Maike Biert, a resident of Germany, was forced to choose a heating system for her home. Although she wanted to install an environmentally friendly heat pump, the high cost led her to opt for a cheaper but less environmentally friendly gas boiler. This choice clashes with the German Greens’ promise to bring about a green heating revolution. The government introduced a bill to reduce the use of gas boilers, but after intense debate, the requirement for a minimum of 65% renewable energy was dropped. The stricter rules for private individuals will not come into force before 2028. This controversy reflects the difficulties of the energy transition in Germany, Europe’s largest economy.
Maike considered more sustainable options, such as heat pumps or hybrid solutions, but high installation costs, ranging from €40,000 to €100,000, put her off. Critics point to the high costs of the heating systems, and the Bild newspaper has launched a campaign against them. Proponents of the measure highlight the government’s financial support and the need to act quickly to achieve climate targets.
The controversy has generated concern and divisions within the ruling coalition and has boosted the popularity of the far-right Alternative for Germany party.

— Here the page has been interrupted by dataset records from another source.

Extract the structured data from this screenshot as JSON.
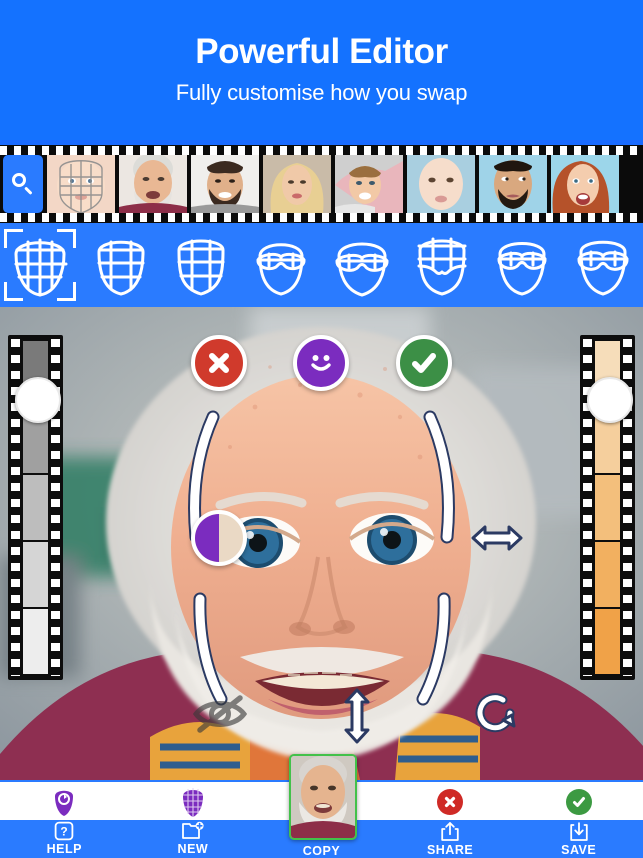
{
  "header": {
    "title": "Powerful Editor",
    "subtitle": "Fully customise how you swap",
    "bg_color": "#1472ff"
  },
  "thumbstrip": {
    "search_icon": "search-icon",
    "items": [
      {
        "name": "thumb-baby-grid",
        "label": "Baby with mesh grid"
      },
      {
        "name": "thumb-elder-man",
        "label": "Elderly man white beard"
      },
      {
        "name": "thumb-bearded-man",
        "label": "Young bearded man"
      },
      {
        "name": "thumb-blonde-woman",
        "label": "Blonde woman"
      },
      {
        "name": "thumb-boy",
        "label": "Smiling boy"
      },
      {
        "name": "thumb-toddler",
        "label": "Toddler"
      },
      {
        "name": "thumb-man-grimace",
        "label": "Man grimacing"
      },
      {
        "name": "thumb-redhead-woman",
        "label": "Redhead woman surprised"
      }
    ]
  },
  "mask_shapes": {
    "selected_index": 0,
    "items": [
      {
        "name": "mask-full-grid-wide",
        "type": "full",
        "rows": 4,
        "cols": 4
      },
      {
        "name": "mask-full-grid-square",
        "type": "full",
        "rows": 4,
        "cols": 3
      },
      {
        "name": "mask-full-grid-tall",
        "type": "full",
        "rows": 4,
        "cols": 3
      },
      {
        "name": "mask-eyes-narrow",
        "type": "eyes",
        "rows": 2,
        "cols": 4
      },
      {
        "name": "mask-eyes-wide",
        "type": "eyes",
        "rows": 2,
        "cols": 4
      },
      {
        "name": "mask-upper-half",
        "type": "upper",
        "rows": 3,
        "cols": 3
      },
      {
        "name": "mask-eyes-oval",
        "type": "eyes",
        "rows": 2,
        "cols": 4
      },
      {
        "name": "mask-eyes-tall",
        "type": "eyes",
        "rows": 2,
        "cols": 4
      }
    ]
  },
  "editor": {
    "photo_alt": "Swapped face: baby features on elderly man",
    "controls": {
      "cancel": {
        "name": "cancel-button",
        "icon": "x-icon",
        "color": "#d03a2c"
      },
      "smiley": {
        "name": "smiley-button",
        "icon": "smiley-icon",
        "color": "#7b2cbf"
      },
      "confirm": {
        "name": "confirm-button",
        "icon": "check-icon",
        "color": "#3c8f46"
      },
      "opacity": {
        "name": "opacity-button",
        "icon": "half-circle-icon",
        "color": "#7b2cbf"
      },
      "resize_horizontal": {
        "name": "resize-horizontal-handle",
        "icon": "arrows-left-right-icon"
      },
      "resize_vertical": {
        "name": "resize-vertical-handle",
        "icon": "arrows-up-down-icon"
      },
      "hide": {
        "name": "hide-button",
        "icon": "eye-off-icon"
      },
      "rotate": {
        "name": "rotate-button",
        "icon": "rotate-icon"
      }
    },
    "left_slider": {
      "name": "brightness-slider",
      "knob_position_percent": 12,
      "colors": [
        "#7a7a7a",
        "#a0a0a0",
        "#bdbdbd",
        "#d5d5d5",
        "#ededed"
      ]
    },
    "right_slider": {
      "name": "skintone-slider",
      "knob_position_percent": 12,
      "colors": [
        "#f6ddba",
        "#f5cf9d",
        "#f3bf7c",
        "#f2b060",
        "#f0a248"
      ]
    }
  },
  "toolbar": {
    "top_icons": [
      {
        "name": "face-shape-icon-help",
        "color": "#7b2cbf"
      },
      {
        "name": "face-mesh-icon-new",
        "color": "#7b2cbf"
      },
      {
        "name": "copy-thumbnail",
        "color": "#43c14a"
      },
      {
        "name": "discard-icon-share",
        "color": "#cf2a26"
      },
      {
        "name": "accept-icon-save",
        "color": "#3c9a42"
      }
    ],
    "buttons": [
      {
        "name": "help-button",
        "label": "HELP",
        "icon": "question-box-icon"
      },
      {
        "name": "new-button",
        "label": "NEW",
        "icon": "folder-plus-icon"
      },
      {
        "name": "copy-button",
        "label": "COPY",
        "icon": "face-thumbnail"
      },
      {
        "name": "share-button",
        "label": "SHARE",
        "icon": "share-upload-icon"
      },
      {
        "name": "save-button",
        "label": "SAVE",
        "icon": "save-download-icon"
      }
    ]
  },
  "colors": {
    "brand_blue": "#2a7bff",
    "header_blue": "#1472ff",
    "accent_green": "#43c14a",
    "accent_red": "#cf2a26",
    "accent_purple": "#7b2cbf"
  }
}
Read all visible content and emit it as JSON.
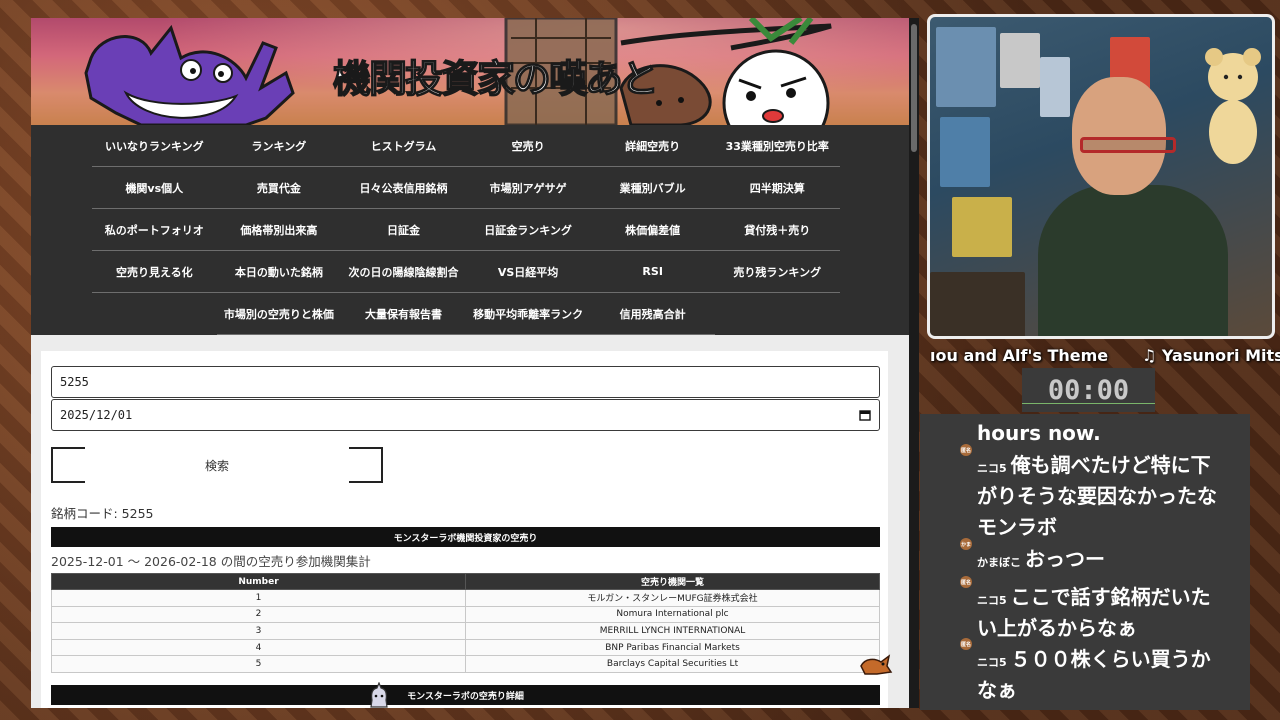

Climate activists believe that the compromise reached by the government lacks substance and has generated uncertainty among consumers, leading to a decline in demand for heat pumps.
In short, Maike Biert’s choice to opt for a gas boiler instead of a heat pump reflects the challenges and controversies surrounding the energy transition in Germany, where high costs and a lack of clarity on financial support are causing divisions and concern among both the public and the political class.